Chronic pelvic pain is a condition that, according to Mathias et al[i], affects approximately 15% of females between the ages of 18-50. One type of pelvic pain, myofascial pelvic pain, is characterized by trigger points (taught muscle bands) within muscle fibers as well as pelvic pain. Typically, acetylcholine is a neurotransmitter released by motor neurons of the nervous system to activate muscles. According to Borg-Stein et al[ii], chronic pelvic pain is associated with excessive acetylcholine release at the motor end plate nerve terminal. This results in prolonged muscle contractions during times when the muscles are supposed to be at rest. This results in pain and decreased tissue oxygenation.
Historically, treatment for myofascial pelvic pain includes manual physical therapy (such as myofascial release), trigger point injections to the local taught muscle “knots,” and medication (which is less popular due to often poor patient outcomes, undesired side effects, and/or poor compliance). Researchers have recently explored a surprising alternative, namely onabotulinum toxin A, aka Botox. While most people associate Botox with wrinkles or spasticity, the drug is now being used to treat the pelvic floor. Botox works by preventing acetylcholine release at the motor end plate, thereby allowing the muscles that are chronically in an “on” state to be turned “off.”

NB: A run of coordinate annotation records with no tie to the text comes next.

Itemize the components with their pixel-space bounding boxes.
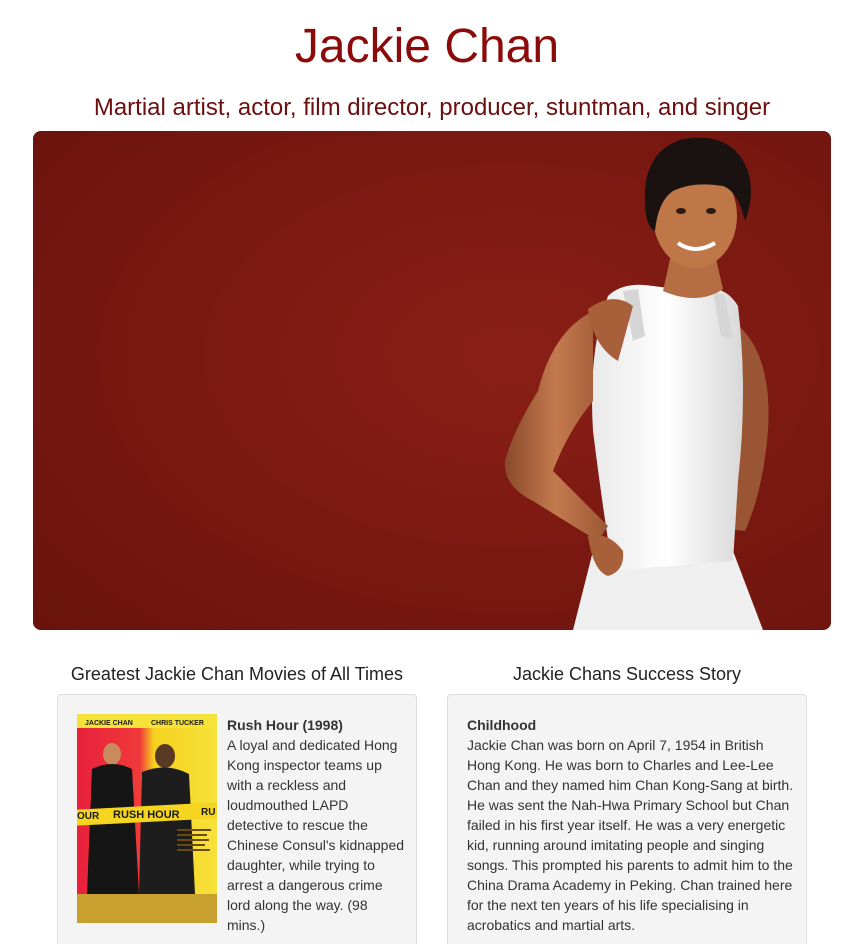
hero-image [33,131,831,630]
story-entry-heading: Childhood [467,717,537,733]
page-title: Jackie Chan [294,20,560,73]
hero-portrait-illustration [33,131,831,630]
story-entry: Childhood Jackie Chan was born on April … [467,715,797,935]
movies-section-heading: Greatest Jackie Chan Movies of All Times [70,664,404,684]
poster-tape-left: OUR [77,811,100,822]
story-section-heading: Jackie Chans Success Story [512,664,742,684]
poster-actor-right: CHRIS TUCKER [151,720,204,727]
story-entry-text: Jackie Chan was born on April 7, 1954 in… [467,737,794,933]
movie-card: JACKIE CHAN CHRIS TUCKER OUR RUSH HOUR R… [57,694,417,944]
story-card: Childhood Jackie Chan was born on April … [447,694,807,944]
page-subtitle: Martial artist, actor, film director, pr… [93,94,771,121]
movie-info: Rush Hour (1998) A loyal and dedicated H… [227,715,405,935]
movie-description: A loyal and dedicated Hong Kong inspecto… [227,737,405,933]
poster-tape-right: RU [201,807,215,818]
poster-actor-left: JACKIE CHAN [85,720,133,727]
movie-poster[interactable]: JACKIE CHAN CHRIS TUCKER OUR RUSH HOUR R… [77,714,217,923]
poster-tape-title: RUSH HOUR [113,809,180,821]
movie-title[interactable]: Rush Hour (1998) [227,715,405,735]
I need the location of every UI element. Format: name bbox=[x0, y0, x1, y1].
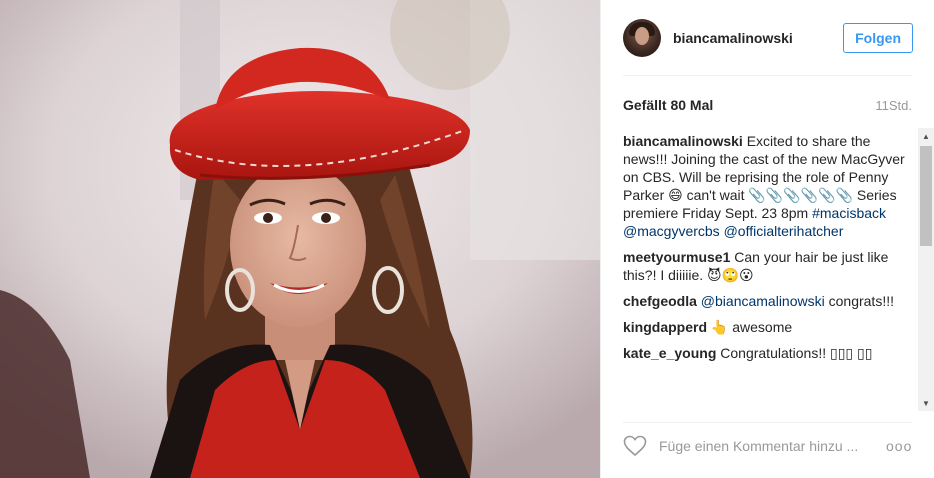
footer-divider bbox=[623, 422, 912, 423]
hashtag-link[interactable]: #macisback bbox=[812, 205, 886, 221]
scroll-up-arrow-icon[interactable]: ▲ bbox=[918, 128, 934, 144]
header-divider bbox=[623, 75, 912, 76]
avatar-face bbox=[635, 27, 649, 45]
comment-item: meetyourmuse1 Can your hair be just like… bbox=[623, 248, 913, 284]
comment-item: biancamalinowski Excited to share the ne… bbox=[623, 132, 913, 240]
comment-text: 👆 awesome bbox=[707, 319, 793, 335]
comment-username[interactable]: biancamalinowski bbox=[623, 133, 743, 149]
post-time[interactable]: 11Std. bbox=[875, 98, 912, 113]
post-header: biancamalinowski Folgen bbox=[601, 0, 934, 76]
comment-footer: ooo bbox=[623, 433, 912, 459]
comment-username[interactable]: meetyourmuse1 bbox=[623, 249, 730, 265]
likes-count[interactable]: Gefällt 80 Mal bbox=[623, 97, 713, 113]
comment-username[interactable]: kate_e_young bbox=[623, 345, 716, 361]
comment-username[interactable]: kingdapperd bbox=[623, 319, 707, 335]
likes-row: Gefällt 80 Mal 11Std. bbox=[623, 96, 912, 114]
comment-item: chefgeodla @biancamalinowski congrats!!! bbox=[623, 292, 913, 310]
mention-link[interactable]: @biancamalinowski bbox=[701, 293, 825, 309]
post-username[interactable]: biancamalinowski bbox=[673, 30, 843, 46]
comment-text: Congratulations!! ▯▯▯ ▯▯ bbox=[716, 345, 873, 361]
avatar[interactable] bbox=[623, 19, 661, 57]
more-options-icon[interactable]: ooo bbox=[886, 438, 912, 454]
mention-link[interactable]: @macgyvercbs bbox=[623, 223, 720, 239]
comment-text: congrats!!! bbox=[824, 293, 894, 309]
comment-input[interactable] bbox=[659, 438, 886, 454]
instagram-post-view: biancamalinowski Folgen Gefällt 80 Mal 1… bbox=[0, 0, 934, 478]
mention-link[interactable]: @officialterihatcher bbox=[724, 223, 844, 239]
comments-list: biancamalinowski Excited to share the ne… bbox=[623, 132, 913, 410]
comment-item: kate_e_young Congratulations!! ▯▯▯ ▯▯ bbox=[623, 344, 913, 362]
comment-item: kingdapperd 👆 awesome bbox=[623, 318, 913, 336]
scroll-thumb[interactable] bbox=[920, 146, 932, 246]
post-side-panel: biancamalinowski Folgen Gefällt 80 Mal 1… bbox=[600, 0, 934, 478]
comments-scrollbar[interactable]: ▲ ▼ bbox=[918, 128, 934, 411]
heart-icon[interactable] bbox=[623, 435, 647, 457]
scroll-down-arrow-icon[interactable]: ▼ bbox=[918, 395, 934, 411]
post-photo[interactable] bbox=[0, 0, 600, 478]
comment-username[interactable]: chefgeodla bbox=[623, 293, 697, 309]
photo-illustration bbox=[0, 0, 600, 478]
follow-button[interactable]: Folgen bbox=[843, 23, 913, 53]
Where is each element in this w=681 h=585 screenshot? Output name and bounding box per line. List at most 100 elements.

A recent study by Halder et al[iii] explored the benefit of combined myofascial release along with Botox injections. Women eligible to participate in the study included women who experienced chronic pelvic pain, demonstrated presence of pelvic floor muscle trigger points (indicated by pain during muscle contraction), and failure of previous intervention. The experimental group treatment included Botox injections (under general anesthesia) followed by transvaginal soft tissue myofascial release for 10-30 minutes. Participants were re-assessed between 2-8 weeks following the treatment. At that time, only 44% of participants demonstrated trigger points upon digital palpation (vs. 100% pre-treatment) and 58% of participants reported decreased pelvic pain.
This study indicates that the future of overactive pelvic floor rehabilitation strongly suggests combining medical and manual physical therapy modalities. One of the things I love most about being a pelvic floor physical therapist is the holistic and collaborative nature of this specialty. It is important to remember that chronic pelvic pain is often a complex puzzle with many pieces to address. It often requires a team approach and multi-disciplinary attention. Studies such as these prove that a combination of interventions is an approach that should be considered. Medical care providers serve their patients best when they can distinguish what falls within versus beyond their scope of practice. May we have the humility to recognize when to join forces appropriately with other medical care providers in order to best benefit our patients.
[i] Mathias SD, Kuppermann M, Liberman RF, Lipschutz RC, Steege JF. Chronic pelvic pain: prevalence, health-related quality of life, and economic correlates. Obstet Gynecol. 1996;87:321–327.
[ii] Borg-Stein J, Simons DG. Focused review: myofascial pain. Arch Phys Med Rehabil. 2002;83(3 Suppl 1):S40–S47. S48–S49.
[iii] Halder GE, Scott L, Wyman A, et al. Botox combined with myofascial release physical therapy as a treatment for myofascial pelvic pain. Investigative and Clinical Urology. 2017;58(2):134-139. doi:10.4111/icu.2017.58.2.134.